To show that $X = (0,1]$ is complete with respect to the metric $e $ where $e(x,y) = |\frac{1}{x} - \frac{1}{y}|$. Show that $X = (0,1]$ is complete with respect to the metric $e $ where  $e(x,y) = |\frac{1}{x} - \frac{1}{y}|$.
My proof: let $(x_n)$ be Cauchy in $(X,e)$. Let $(t_n) := \frac{1}{(x_n)}$. Then $(t_n)$ is Cauchy in $[1, \infty )$. Hence there exist a $t \in [1, \infty )$ such that $t_n \to t$ and this implies that $x_n \to 1/t$ in $(X,e)$. Thus....
Is the line of proof ok??
 A: The idea is OK, but should be formalised a bit more.
Let $Y = [1,\infty)$ with the Euclidean metric $d$. Clearly, $Y$ is complete
as it is a closed subset of the complete $\mathbb{R}$ in the Euclidean metric.
Then $f(x) = \frac{1}{x}$ from $(X,e)$ to $(Y,d)$.
Then $d(f(x), f(y)) = |f(x) - f(y)| = |\frac{1}{x} - \frac{1}{y}| = e(x,y)$ for all $,y \in X$. So $f$ is an isometry. In particular, it is continuous, both ways, the same formula $g(x) = \frac{1}{x}$ defines an isometry from $(Y,d)$ to $(X,d)$.
So if $(x_n)$ is Cauchy, then $(t_n) = f(x_n)$ is Cauchy in $(Y,d)$, from being an isometry. And $(Y,d)$ is complete, so it has a limit $t$ and continuity of $g$ then garantuees $g(t_n) = (x_n)$ converges to $g(t)$ in $(X,e)$.

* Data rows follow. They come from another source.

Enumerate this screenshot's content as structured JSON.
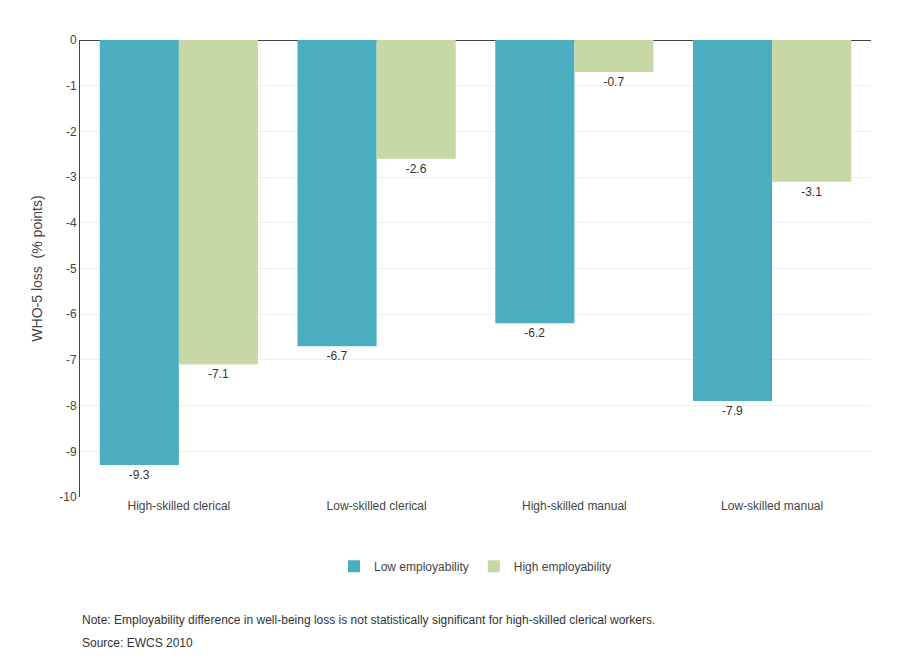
{
  "chart_data": {
    "type": "bar",
    "categories": [
      "High-skilled clerical",
      "Low-skilled clerical",
      "High-skilled manual",
      "Low-skilled manual"
    ],
    "series": [
      {
        "name": "Low employability",
        "color": "#4BAEC0",
        "values": [
          -9.3,
          -6.7,
          -6.2,
          -7.9
        ]
      },
      {
        "name": "High employability",
        "color": "#C8D8A5",
        "values": [
          -7.1,
          -2.6,
          -0.7,
          -3.1
        ]
      }
    ],
    "ylabel": "WHO-5 loss  (% points)",
    "ylim": [
      -10,
      0
    ],
    "yticks": [
      0,
      -1,
      -2,
      -3,
      -4,
      -5,
      -6,
      -7,
      -8,
      -9,
      -10
    ],
    "grid": true,
    "legend": "bottom",
    "data_labels": true,
    "annotations": [
      "Note: Employability difference in well-being loss is not statistically significant for high-skilled clerical workers.",
      "Source: EWCS 2010"
    ]
  }
}
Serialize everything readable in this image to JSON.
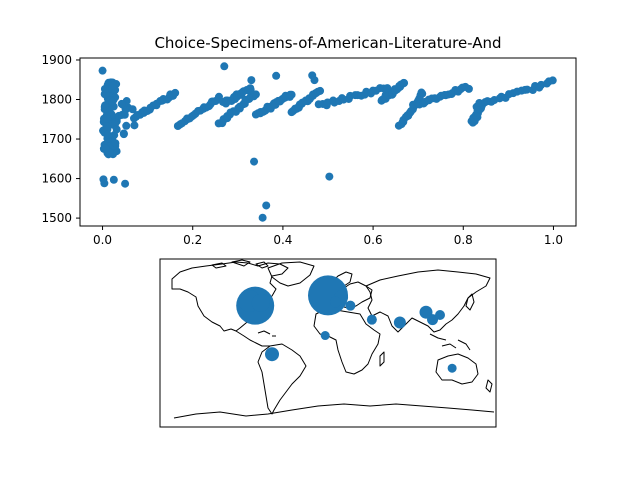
{
  "chart_data": [
    {
      "type": "scatter",
      "title": "Choice-Specimens-of-American-Literature-And",
      "xlabel": "",
      "ylabel": "",
      "xlim": [
        -0.05,
        1.05
      ],
      "ylim": [
        1480,
        1905
      ],
      "xticks": [
        0.0,
        0.2,
        0.4,
        0.6,
        0.8,
        1.0
      ],
      "xtick_labels": [
        "0.0",
        "0.2",
        "0.4",
        "0.6",
        "0.8",
        "1.0"
      ],
      "yticks": [
        1500,
        1600,
        1700,
        1800,
        1900
      ],
      "ytick_labels": [
        "1500",
        "1600",
        "1700",
        "1800",
        "1900"
      ],
      "color": "#1f77b4",
      "outliers": {
        "x": [
          0.002,
          0.004,
          0.025,
          0.05,
          0.336,
          0.355,
          0.363,
          0.503,
          0.0,
          0.27,
          0.33,
          0.385,
          0.465,
          0.47
        ],
        "y": [
          1598,
          1588,
          1597,
          1587,
          1643,
          1501,
          1532,
          1605,
          1873,
          1884,
          1849,
          1860,
          1861,
          1849
        ]
      },
      "dense_clusters": [
        {
          "x_start": 0.003,
          "x_end": 0.03,
          "y_start": 1660,
          "y_end": 1845,
          "count": 90,
          "jitter": 0.006
        },
        {
          "x_start": 0.03,
          "x_end": 0.07,
          "y_start": 1700,
          "y_end": 1800,
          "count": 14,
          "jitter": 0.005
        }
      ],
      "x_range_start": 0.07,
      "x_range_end": 1.0,
      "segments": [
        {
          "x0": 0.07,
          "y0": 1755,
          "x1": 0.16,
          "y1": 1815
        },
        {
          "x0": 0.17,
          "y0": 1735,
          "x1": 0.26,
          "y1": 1805
        },
        {
          "x0": 0.26,
          "y0": 1740,
          "x1": 0.34,
          "y1": 1815
        },
        {
          "x0": 0.27,
          "y0": 1790,
          "x1": 0.33,
          "y1": 1830
        },
        {
          "x0": 0.34,
          "y0": 1760,
          "x1": 0.42,
          "y1": 1815
        },
        {
          "x0": 0.42,
          "y0": 1770,
          "x1": 0.48,
          "y1": 1820
        },
        {
          "x0": 0.48,
          "y0": 1785,
          "x1": 0.63,
          "y1": 1830
        },
        {
          "x0": 0.62,
          "y0": 1800,
          "x1": 0.67,
          "y1": 1840
        },
        {
          "x0": 0.66,
          "y0": 1735,
          "x1": 0.71,
          "y1": 1815
        },
        {
          "x0": 0.7,
          "y0": 1790,
          "x1": 0.81,
          "y1": 1830
        },
        {
          "x0": 0.82,
          "y0": 1740,
          "x1": 0.84,
          "y1": 1785
        },
        {
          "x0": 0.83,
          "y0": 1785,
          "x1": 1.0,
          "y1": 1845
        }
      ],
      "points_per_segment": 22
    },
    {
      "type": "geo-bubble",
      "title": "",
      "projection": "equirectangular",
      "bubbles": [
        {
          "lon": -78,
          "lat": 40,
          "size": 38
        },
        {
          "lon": -84,
          "lat": 45,
          "size": 22
        },
        {
          "lon": -72,
          "lat": 43,
          "size": 18
        },
        {
          "lon": 0,
          "lat": 51,
          "size": 40
        },
        {
          "lon": 14,
          "lat": 49,
          "size": 14
        },
        {
          "lon": 8,
          "lat": 44,
          "size": 11
        },
        {
          "lon": 24,
          "lat": 40,
          "size": 10
        },
        {
          "lon": -60,
          "lat": -12,
          "size": 14
        },
        {
          "lon": -3,
          "lat": 8,
          "size": 9
        },
        {
          "lon": 47,
          "lat": 25,
          "size": 10
        },
        {
          "lon": 77,
          "lat": 22,
          "size": 12
        },
        {
          "lon": 105,
          "lat": 33,
          "size": 13
        },
        {
          "lon": 112,
          "lat": 25,
          "size": 11
        },
        {
          "lon": 120,
          "lat": 30,
          "size": 10
        },
        {
          "lon": 133,
          "lat": -27,
          "size": 9
        }
      ],
      "color": "#1f77b4",
      "coastline_color": "#000000"
    }
  ]
}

A: I think what you're trying to say is this: if two metric spaces are isomorphic (that is, there exists a set bijection between them that plays well with the two metrics), then if one is complete then so is the other one. This is a true fact (it's a good exercise to prove it).
And you're also saying that the map from $X$ in this problem, to $[1,\infty)$ with the usual Euclidean metric, given by $x\mapsto \frac1x$ is a metric space isomorphism. This is also true, and almost trivial to prove given the definition of $X$'s metric.
A: You need to fill in some important details, but the basic idea is fine. You might start like this:

Let $\langle x_n:n\in\Bbb N\rangle$ be a Cauchy sequence in $\langle X,e\rangle$. For $n\in\Bbb N$ let $t_n=\frac1{x_n}$. Then by definition for each $\epsilon>0$ there is an $n_\epsilon\in\Bbb N$ such that $|t_m-t_n|<\epsilon$ whenever $n\ge n_\epsilon$. But that means that $\langle t_n:n\in\Bbb N\rangle$ is Cauchy in $\Bbb R$ with the usual metric, which is complete, so $\langle t_n:n\in\Bbb N\rangle$ converges to some $t\in\Bbb R$.

To finish, show that $t\ge 1$, let $x=\frac1t\in X$, and show that $\langle x_n:n\in\Bbb N\rangle$ converges to $x$ in $X$.